Later that day, Garcetti called again and spoke to Ricky. He asked Ricky to lunch and promised to write a letter of recommendation for his college applications. “He spoke to me about his own life,” Ricky said. “He told me he went to Washington High School and he used to play against Jefferson.”

Garcetti then asked Ricky if there was anything else he could do. In fact, Ricky did have one request. Upon his arrest, Ricky was listed with the LAPD as an associate of the Clanton Street gang, an affiliation he and his family vehemently deny. Such a listing is usually kept on file for five years before it is eligible for review.

Even after Ricky was found innocent, the police refused to take his name off the list. “So I asked Mr. Garcetti if he could get me off that list,” Ricky said. “He told me to call him in January, when I turn 18, and he'd see what he could do.” A spokesperson confirmed that the D.A. spoke with the family, but said Garcetti declined to comment for this story.

Garcetti's call went a long way to ease the Tovars' anxieties. But the LAPD took a distinctly different tack.

On Sunday, October 18, two sergeants from Newton Station appeared at the Tovar home on 35th Street and said they wanted to question Ricky. When Salvador told them his son was not home and asked what they wanted, they refused to say.

They returned to the house later that day – this time accompanied by several police cruisers stationed at either end of the block and officers with binoculars trained on the Tovar home.

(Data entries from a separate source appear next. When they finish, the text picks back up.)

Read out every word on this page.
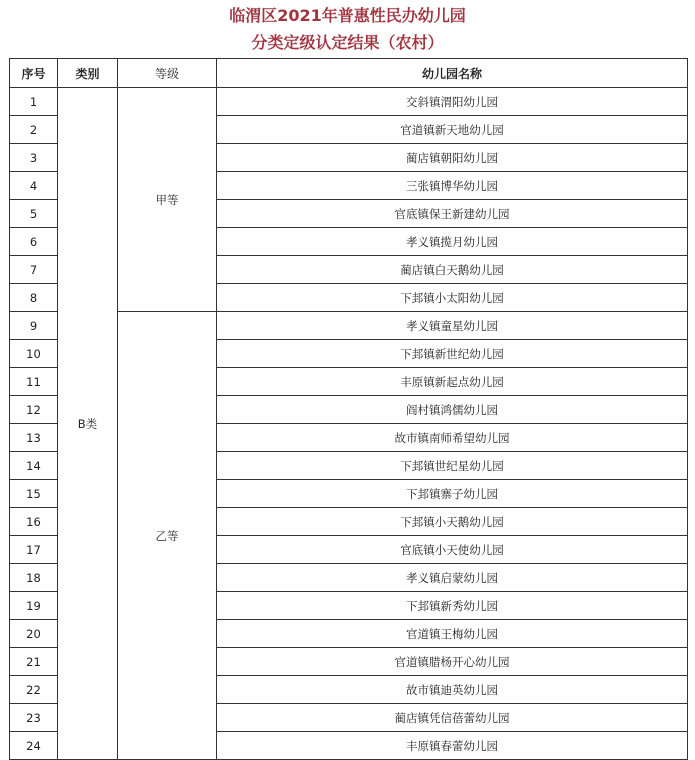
临渭区2021年普惠性民办幼儿园
分类定级认定结果（农村）
序号	类别	等级	幼儿园名称
1	B类	甲等	交斜镇渭阳幼儿园
2			官道镇新天地幼儿园
3			蔺店镇朝阳幼儿园
4			三张镇博华幼儿园
5			官底镇保王新建幼儿园
6			孝义镇揽月幼儿园
7			蔺店镇白天鹅幼儿园
8			下邽镇小太阳幼儿园
9		乙等	孝义镇童星幼儿园
10			下邽镇新世纪幼儿园
11			丰原镇新起点幼儿园
12			阎村镇鸿儒幼儿园
13			故市镇南师希望幼儿园
14			下邽镇世纪星幼儿园
15			下邽镇寨子幼儿园
16			下邽镇小天鹅幼儿园
17			官底镇小天使幼儿园
18			孝义镇启蒙幼儿园
19			下邽镇新秀幼儿园
20			官道镇王梅幼儿园
21			官道镇腊杨开心幼儿园
22			故市镇迪英幼儿园
23			蔺店镇凭信蓓蕾幼儿园
24			丰原镇春蕾幼儿园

Salvador invited the sergeants in, and one of them, Sergeant Martin Spann, sat down with the family at the dining-room table. The other, Sergeant Larry Maillet, remained standing throughout the half-hour meeting. “They were not in a friendly mood,” Salvador said. The sergeants told the family they were there to investigate Ricky's charge that he was beaten by an officer the night of his arrest, a charge they had learned of through calls from the Weekly.

Before they took Ricky's statement, one of the sergeants had strong words of warning. “They said that making a false accusation against an officer is a misdemeanor,” Salvador said. “They wanted him to know he was liable for criminal prosecution if he lied, which was really not necessary because Ricky was going to tell the truth no matter what.”

Ricky told them what he had told his parents shortly after his arrest: that one of his arresting officers had taken him up a narrow stairway at Newton Station, tightened his handcuffs all the way, raised his arms over his back and slammed his head into walls and doorways. “You don't think you're such a badass now,” Ricky recalled the officer saying.

After Ricky completed his statement, the sergeants turned off the tape recorder. “My impression was that they were not really concerned about Ricky,” Salvador said. “They were more concerned about clearing their men. That's the way I felt at the time. That was their biggest concern.”

Spann, who was reached at Newton Station, would not comment on his interview with the Tovars or on the status of the investigation, saying only, “We are doing an administrative investigation concerning the officers that were involved in the incident.”